Unidentified Analyst

Okay. And then any sense of how security did relative to that 40% growth number you gave at the Analyst Day? And if I can sneak in one quick one, is the constant currency impact on EBITDA the same as revenue?

John Abbot

I think the first one, if you are talking about sort of the mix of the growth mix, we are not really going to break that out. I think the way we have characterized it is that the sort of the proportionate mix of drivers of growth that we shared in December, as we sit here in February, are really not very different. It takes time, a year or more, before that mix starts moving meaningfully. On – and then the other question was constant currency or – yes, much less impact on EBITDA than on revenue. So, there is a natural bumper on the expense side. So, the EBITDA is impacted much less than revenue.

Unidentified Analyst

Thanks.

Tim Weller

Okay.

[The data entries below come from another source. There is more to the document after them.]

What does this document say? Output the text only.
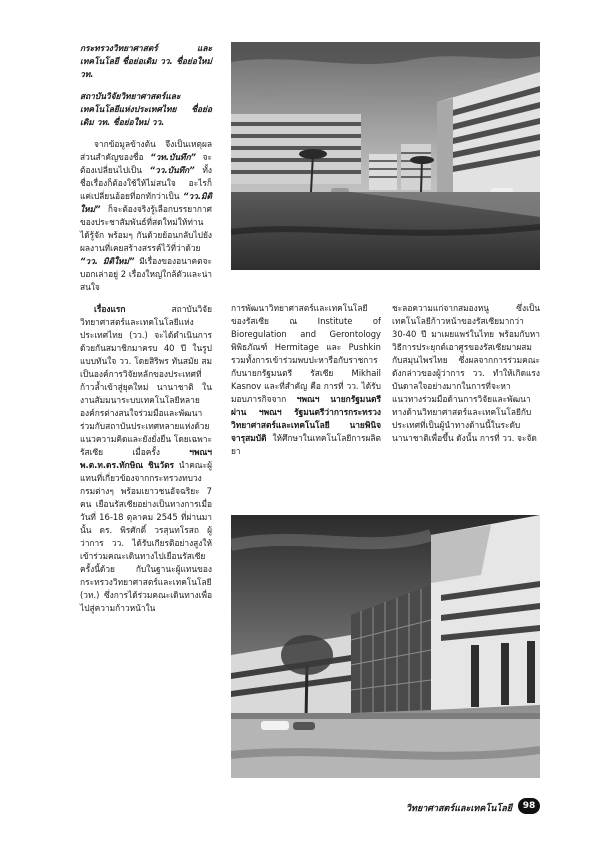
กระทรวงวิทยาศาสตร์ และเทคโนโลยี ชื่อย่อเดิม วว. ชื่อย่อใหม่ วท.

สถาบันวิจัยวิทยาศาสตร์และเทคโนโลยีแห่งประเทศไทย ชื่อย่อเดิม วท. ชื่อย่อใหม่ วว.

จากข้อมูลข้างต้น จึงเป็นเหตุผลส่วนสำคัญของชื่อ “วท.บันทึก” จะต้องเปลี่ยนไปเป็น “วว.บันทึก” ทั้งชื่อเรื่องก็ต้องใช้ให้ไม่สนใจ อะไรก็แค่เปลี่ยนอ้อยที่อกทักว่าเป็น “วว.มิติใหม่” ก็จะต้องจริงรู้เลือกบรรยากาศของประชาสัมพันธ์ที่สดใหม่ให้ท่านได้รู้จัก พร้อมๆ กันด้วยย้อนกลับไปยังผลงานที่เคยสร้างสรรค์ไว้ที่ว่าด้วย “วว. มิติใหม่” มีเรื่องของอนาคตจะบอกเล่าอยู่ 2 เรื่องใหญ่ใกล้ตัวและน่าสนใจ

เรื่องแรก	สถาบันวิจัยวิทยาศาสตร์และเทคโนโลยีแห่งประเทศไทย (วว.) จะได้ดำเนินการด้วยกันสมาชิกมาครบ 40 ปี ในรูปแบบทันใจ วว. โดยสิริพร ทันสมัย สมเป็นองค์การวิจัยหลักของประเทศที่ก้าวล้ำเข้าสู่ยุคใหม่ นานาชาติ ในงานสัมมนาระบบเทคโนโลยีหลายองค์กรต่างสนใจร่วมมือและพัฒนาร่วมกับสถาบันประเทศหลายแห่งด้วยแนวความคิดและยังยั่งยืน โดยเฉพาะรัสเซีย เมื่อครั้ง	ฯพณฯ พ.ต.ท.ดร.ทักษิณ ชินวัตร นำคณะผู้แทนที่เกี่ยวข้องจากกระทรวงทบวงกรมต่างๆ พร้อมเยาวชนอัจฉริยะ 7 คน เยือนรัสเซียอย่างเป็นทางการเมื่อวันที่ 16-18 ตุลาคม 2545 ที่ผ่านมานั้น ดร. พิรศักดิ์ วรสุนทโรสถ ผู้ว่าการ วว. ได้รับเกียรติอย่างสูงให้เข้าร่วมคณะเดินทางไปเยือนรัสเซียครั้งนี้ด้วย กับในฐานะผู้แทนของกระทรวงวิทยาศาสตร์และเทคโนโลยี (วท.) ซึ่งการได้ร่วมคณะเดินทางเพื่อไปสู่ความก้าวหน้าใน

การพัฒนาวิทยาศาสตร์และเทคโนโลยีของรัสเซีย ณ Institute of Bioregulation and Gerontology พิพิธภัณฑ์ Hermitage และ Pushkin รวมทั้งการเข้าร่วมพบปะหารือกับราชการกับนายกรัฐมนตรี รัสเซีย Mikhail Kasnov และที่สำคัญ คือ การที่ วว. ได้รับมอบภารกิจจาก ฯพณฯ นายกรัฐมนตรี ผ่าน ฯพณฯ รัฐมนตรีว่าการกระทรวงวิทยาศาสตร์และเทคโนโลยี นายพินิจ จารุสมบัติ ให้ศึกษาในเทคโนโลยีการผลิตยา

ชะลอความแก่จากสมองหนู ซึ่งเป็นเทคโนโลยีก้าวหน้าของรัสเซียมากว่า 30-40 ปี มาเผยแพร่ในไทย พร้อมกับหาวิธีการประยุกต์เอาศูรของรัสเซียมาผสมกับสมุนไพรไทย ซึ่งผลจากการร่วมคณะดังกล่าวของผู้ว่าการ วว. ทำให้เกิดแรงบันดาลใจอย่างมากในการที่จะหาแนวทางร่วมมือด้านการวิจัยและพัฒนาทางด้านวิทยาศาสตร์และเทคโนโลยีกับประเทศที่เป็นผู้นำทางด้านนี้ในระดับนานาชาติเพื่อขึ้น ดังนั้น การที่ วว. จะจัด

วิทยาศาสตร์และเทคโนโลยี	98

Thank you.

Operator

That concludes your Q&A today. Tim Weller, I will turn the call back over to you.

Tim Weller

Okay. Well, thanks everybody for joining us. We decided to go a little past the top of the hour, given that it was year end and so much happened and we appreciate your continued interest in Datto. And again, thanks for joining. We are going to go back to work.

Operator

This concludes today’s conference call. Thank you for attending. You may now disconnect.